The company has struggled with slow growth. Its major competitor J.C. Penney posted a 3.4% increase earlier in the week and Macy’s has struggled to gain traction despite what it calls “solid” holiday sales. The company’s stock fell 7.1% on the news that it is closing the following seven locations:
- Miami (Downtown)
- The Oaks, Gainsville, Fla.
- Novato (Furniture), CA.
- Honey Creek Mall, Terre Haute, Ind.
- Birchwood Mall, Fort Gratiot Township, Mich.
- Fountain Place, Cincinnati, Ohio.
- Burlington Town Center, Burlington, Vt.
These seven branches are in addition to four that had already been targeted for closure.
Though there is little good news for the staff, it has been said that a liquidation sale will be held as the company looks to move on from the closures. “Looking ahead to 2018, we are focused on continuous improvement and will take the necessary steps to move faster, execute more effectively and allocate resources to invest in growth,” said CEO Jeff Gennette in a statement released on the closures.

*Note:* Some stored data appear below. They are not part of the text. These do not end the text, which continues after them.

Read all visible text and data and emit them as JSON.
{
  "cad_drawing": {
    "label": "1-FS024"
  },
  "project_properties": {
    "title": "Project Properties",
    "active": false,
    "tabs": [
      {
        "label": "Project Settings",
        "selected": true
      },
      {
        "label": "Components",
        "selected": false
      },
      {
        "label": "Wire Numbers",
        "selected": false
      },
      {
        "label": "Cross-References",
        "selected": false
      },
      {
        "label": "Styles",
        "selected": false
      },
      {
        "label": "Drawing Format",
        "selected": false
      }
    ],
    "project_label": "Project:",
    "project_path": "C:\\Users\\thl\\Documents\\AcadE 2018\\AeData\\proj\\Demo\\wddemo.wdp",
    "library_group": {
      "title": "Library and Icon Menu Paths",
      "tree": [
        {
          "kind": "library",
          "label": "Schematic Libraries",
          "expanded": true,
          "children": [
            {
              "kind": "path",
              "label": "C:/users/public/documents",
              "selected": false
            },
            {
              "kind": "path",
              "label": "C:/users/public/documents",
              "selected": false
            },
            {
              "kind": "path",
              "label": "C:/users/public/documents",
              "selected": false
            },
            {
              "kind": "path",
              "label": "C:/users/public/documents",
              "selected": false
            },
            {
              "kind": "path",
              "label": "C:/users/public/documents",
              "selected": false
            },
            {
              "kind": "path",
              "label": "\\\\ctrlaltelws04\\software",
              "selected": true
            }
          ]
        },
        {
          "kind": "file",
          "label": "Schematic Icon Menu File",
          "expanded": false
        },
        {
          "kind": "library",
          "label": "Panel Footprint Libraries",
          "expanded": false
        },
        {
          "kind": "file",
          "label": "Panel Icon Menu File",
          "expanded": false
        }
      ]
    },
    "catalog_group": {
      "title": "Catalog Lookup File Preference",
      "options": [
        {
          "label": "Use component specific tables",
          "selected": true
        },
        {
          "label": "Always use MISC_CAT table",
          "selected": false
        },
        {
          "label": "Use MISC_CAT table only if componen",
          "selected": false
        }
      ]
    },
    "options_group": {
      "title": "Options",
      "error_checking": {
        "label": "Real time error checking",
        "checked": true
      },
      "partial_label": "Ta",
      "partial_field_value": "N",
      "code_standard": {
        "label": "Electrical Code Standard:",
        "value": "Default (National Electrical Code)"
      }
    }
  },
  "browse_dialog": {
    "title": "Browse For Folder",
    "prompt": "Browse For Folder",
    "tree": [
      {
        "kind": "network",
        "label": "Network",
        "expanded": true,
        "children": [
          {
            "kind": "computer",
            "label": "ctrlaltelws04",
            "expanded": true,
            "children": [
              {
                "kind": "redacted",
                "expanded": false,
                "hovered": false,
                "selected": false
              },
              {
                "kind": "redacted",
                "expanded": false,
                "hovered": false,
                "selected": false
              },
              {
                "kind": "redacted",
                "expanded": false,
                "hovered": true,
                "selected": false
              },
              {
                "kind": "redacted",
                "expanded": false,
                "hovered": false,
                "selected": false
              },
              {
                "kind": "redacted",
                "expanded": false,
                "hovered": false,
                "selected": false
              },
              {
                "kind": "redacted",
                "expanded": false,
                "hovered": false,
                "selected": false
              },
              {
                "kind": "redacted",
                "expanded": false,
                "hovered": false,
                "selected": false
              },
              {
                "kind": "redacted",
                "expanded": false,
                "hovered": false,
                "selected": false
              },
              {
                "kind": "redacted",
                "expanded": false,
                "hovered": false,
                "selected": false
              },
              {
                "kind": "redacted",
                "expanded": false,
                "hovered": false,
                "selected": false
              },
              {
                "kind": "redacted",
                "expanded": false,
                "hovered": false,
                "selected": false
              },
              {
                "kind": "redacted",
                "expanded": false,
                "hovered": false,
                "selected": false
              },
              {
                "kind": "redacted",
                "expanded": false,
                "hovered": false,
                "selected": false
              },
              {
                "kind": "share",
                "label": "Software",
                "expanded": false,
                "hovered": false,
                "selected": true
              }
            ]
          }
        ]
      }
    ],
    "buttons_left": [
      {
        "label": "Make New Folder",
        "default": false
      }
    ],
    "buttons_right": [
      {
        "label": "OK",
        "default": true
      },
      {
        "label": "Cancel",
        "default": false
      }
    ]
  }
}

The news will be bad for President Trump, though probably not high on his list of priorities given the current climate. But even so, it does seem that Trump’s assertions of astronomical business growth are quite a way off target. While there is little that he can do to affect the rapid growth of competitors such as Amazon, he can help businesses such as Macy’s to compete. So far, Trump has shown little willingness to help physical businesses such as Macy’s take on the internet giants. The slow death of physical shopping may have started before Trump entered office, but for someone who claims to be such a strong businessman, he has done little to improve the outlook for many businesses in the US so far.